Dans la Pologne communiste de l’immédiat après-guerre, Wiktor (Tomasz Kot) est chargé de rassembler les trésors de la musique populaire et de créer une troupe folklorique. Il fait à cette occasion la rencontre de Zula (Joanna Kulig), une jeune femme récemment sortie de prison après avoir tenté de tuer son père. Entre le chef d’orchestre et la jeune femme, la passion éclate. Le couple vivra pendant une quinzaine d’années, de part et d’autre du Rideau de fer, une relation contrariée par les aléas de l’Histoire.

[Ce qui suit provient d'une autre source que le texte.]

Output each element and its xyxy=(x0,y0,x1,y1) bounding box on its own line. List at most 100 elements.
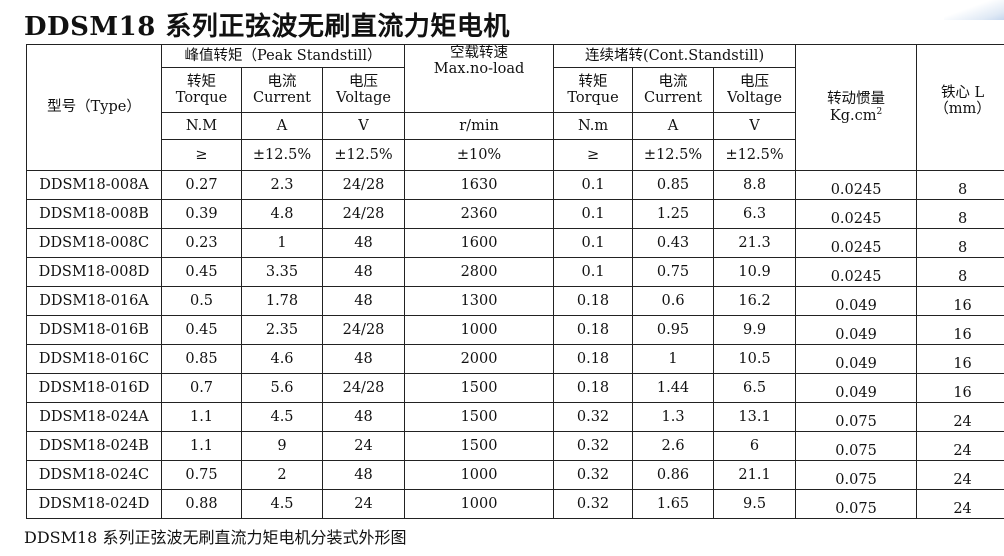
table-row: DDSM18-024D 0.88 4.5 24 1000 0.32 1.65 9.5 0.075… xyxy=(26,489,1004,519)
cont-torque-cell: 0.32 xyxy=(553,489,634,519)
core-length-label: 铁心 L xyxy=(940,85,985,101)
peak-torque-cell: 0.7 xyxy=(161,373,242,403)
peak-current-cell: 5.6 xyxy=(241,373,323,403)
cont-voltage-cell: 13.1 xyxy=(713,402,797,432)
inertia-cell: 0.075 xyxy=(795,431,918,461)
core-length-cell: 16 xyxy=(916,344,1004,374)
cont-current-tolerance: ±12.5% xyxy=(632,139,715,171)
model-cell: DDSM18-008D xyxy=(26,257,162,287)
peak-current-cell: 2.3 xyxy=(241,170,323,200)
model-cell: DDSM18-008B xyxy=(26,199,162,229)
peak-current-cell: 4.5 xyxy=(241,489,323,519)
figure-caption: DDSM18 系列正弦波无刷直流力矩电机分装式外形图 xyxy=(24,528,407,547)
cont-torque-cell: 0.32 xyxy=(553,402,634,432)
cont-current-header: 电流 Current xyxy=(632,67,715,113)
cont-torque-cell: 0.1 xyxy=(553,228,634,258)
core-length-cell: 24 xyxy=(916,489,1004,519)
peak-current-cell: 4.6 xyxy=(241,344,323,374)
model-cell: DDSM18-008C xyxy=(26,228,162,258)
noload-speed-cn: 空载转速 xyxy=(450,45,509,62)
table-body: DDSM18-008A 0.27 2.3 24/28 1630 0.1 0.85 8.8 0.0… xyxy=(26,170,1004,519)
inertia-cell: 0.0245 xyxy=(795,199,918,229)
inertia-cell: 0.0245 xyxy=(795,228,918,258)
peak-current-cell: 1 xyxy=(241,228,323,258)
noload-speed-cell: 1630 xyxy=(404,170,555,200)
cont-voltage-unit: V xyxy=(713,112,797,140)
core-length-cell: 8 xyxy=(916,228,1004,258)
inertia-cell: 0.075 xyxy=(795,489,918,519)
core-length-header: 铁心 L （mm） xyxy=(916,44,1004,171)
model-cell: DDSM18-024D xyxy=(26,489,162,519)
core-length-cell: 24 xyxy=(916,402,1004,432)
cont-current-unit: A xyxy=(632,112,715,140)
peak-current-tolerance: ±12.5% xyxy=(241,139,323,171)
noload-speed-header: 空载转速 Max.no-load xyxy=(404,44,555,113)
inertia-label: 转动惯量 xyxy=(827,91,886,108)
peak-torque-cell: 0.45 xyxy=(161,315,242,345)
cont-torque-cell: 0.18 xyxy=(553,344,634,374)
cont-torque-cell: 0.32 xyxy=(553,431,634,461)
cont-current-cell: 0.75 xyxy=(632,257,715,287)
cont-voltage-cell: 10.9 xyxy=(713,257,797,287)
noload-speed-cell: 1000 xyxy=(404,460,555,490)
inertia-cell: 0.049 xyxy=(795,286,918,316)
cont-current-cell: 0.43 xyxy=(632,228,715,258)
peak-current-cell: 2.35 xyxy=(241,315,323,345)
cont-current-cell: 0.95 xyxy=(632,315,715,345)
model-cell: DDSM18-016D xyxy=(26,373,162,403)
model-cell: DDSM18-016C xyxy=(26,344,162,374)
table-row: DDSM18-024C 0.75 2 48 1000 0.32 0.86 21.1 0.075 2… xyxy=(26,460,1004,490)
peak-current-cell: 4.8 xyxy=(241,199,323,229)
model-cell: DDSM18-016A xyxy=(26,286,162,316)
peak-current-cell: 1.78 xyxy=(241,286,323,316)
table-row: DDSM18-008A 0.27 2.3 24/28 1630 0.1 0.85 8.8 0.0… xyxy=(26,170,1004,200)
cont-torque-header: 转矩 Torque xyxy=(553,67,634,113)
core-length-unit: （mm） xyxy=(934,101,991,118)
corner-decoration xyxy=(944,0,1004,20)
cont-current-cell: 0.85 xyxy=(632,170,715,200)
noload-speed-cell: 1500 xyxy=(404,402,555,432)
inertia-cell: 0.075 xyxy=(795,402,918,432)
peak-voltage-cell: 48 xyxy=(321,460,406,490)
peak-current-cell: 9 xyxy=(241,431,323,461)
peak-torque-cell: 0.85 xyxy=(161,344,242,374)
cont-current-cell: 0.86 xyxy=(632,460,715,490)
cont-current-cell: 1.65 xyxy=(632,489,715,519)
peak-voltage-cell: 48 xyxy=(321,402,406,432)
cont-voltage-cell: 16.2 xyxy=(713,286,797,316)
peak-voltage-cell: 48 xyxy=(321,257,406,287)
cont-standstill-group-header: 连续堵转(Cont.Standstill) xyxy=(553,44,797,68)
cont-voltage-cell: 10.5 xyxy=(713,344,797,374)
inertia-cell: 0.0245 xyxy=(795,170,918,200)
peak-voltage-cell: 24/28 xyxy=(321,170,406,200)
peak-voltage-cell: 24 xyxy=(321,431,406,461)
table-row: DDSM18-016A 0.5 1.78 48 1300 0.18 0.6 16.2 0.049… xyxy=(26,286,1004,316)
cont-voltage-cell: 6.3 xyxy=(713,199,797,229)
model-cell: DDSM18-024B xyxy=(26,431,162,461)
document-title: DDSM18 系列正弦波无刷直流力矩电机 xyxy=(24,12,510,42)
peak-torque-cell: 0.39 xyxy=(161,199,242,229)
cont-voltage-tolerance: ±12.5% xyxy=(713,139,797,171)
table-row: DDSM18-024A 1.1 4.5 48 1500 0.32 1.3 13.1 0.075 2… xyxy=(26,402,1004,432)
peak-current-cell: 3.35 xyxy=(241,257,323,287)
peak-torque-tolerance: ≥ xyxy=(161,139,242,171)
cont-voltage-cell: 9.9 xyxy=(713,315,797,345)
peak-torque-unit: N.M xyxy=(161,112,242,140)
table-row: DDSM18-008D 0.45 3.35 48 2800 0.1 0.75 10.9 0.02… xyxy=(26,257,1004,287)
core-length-cell: 24 xyxy=(916,460,1004,490)
inertia-cell: 0.049 xyxy=(795,373,918,403)
noload-speed-cell: 2800 xyxy=(404,257,555,287)
cont-torque-cell: 0.32 xyxy=(553,460,634,490)
core-length-cell: 16 xyxy=(916,286,1004,316)
model-cell: DDSM18-016B xyxy=(26,315,162,345)
cont-torque-cell: 0.1 xyxy=(553,170,634,200)
cont-torque-cell: 0.18 xyxy=(553,315,634,345)
cont-torque-cell: 0.1 xyxy=(553,257,634,287)
noload-speed-cell: 1500 xyxy=(404,431,555,461)
peak-current-cell: 2 xyxy=(241,460,323,490)
cont-current-cell: 1 xyxy=(632,344,715,374)
noload-speed-cell: 2360 xyxy=(404,199,555,229)
inertia-cell: 0.0245 xyxy=(795,257,918,287)
type-header: 型号（Type） xyxy=(26,44,162,171)
core-length-cell: 16 xyxy=(916,373,1004,403)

Après un premier film remarquable et pourtant passé inaperçu, My Summer of Love, Pawel Pawlikowski a connu la gloire grâce à Ida. Le film, qui racontait l’histoire d’une jeune novice en proie au doute à la veille de prononcer ses vœux dans la Pologne communiste des années cinquante, a obtenu l’Oscar du meilleur film étranger, un BAFTA, un Goya. Il a fallu patienter près de cinq ans pour voir son film suivant – en attendant l’an prochain son adaptation du Limonov d’Emmanuel Carrère.

Pour écrire Cold War, Pawel Pawlikowski, né en 1957 à Varsovie, exilé en Occident à l’adolescence, en Allemagne, en Italie puis en Angleterre où il s’installe définitivement et effectue le début de sa carrière jusqu’à son retour en Pologne en 2013, s’est librement inspiré de l’histoire de ses parents. Ils étaient, dit le réalisateur, follement amoureux l’un de l’autre et incapables de vivre ensemble. Leur histoire d’amour fut mise à mal par l’exil, la séparation forcée, les retrouvailles retardées. Tel est le sujet de Cold War, un film au titre bien mal choisi ; car si la Guerre froide constitue en effet l’arrière-plan de cette histoire, c’est la relation entre Wiktor et Zula, qui n’a rien de belliqueuse, ni de froide, qui en constitue le centre.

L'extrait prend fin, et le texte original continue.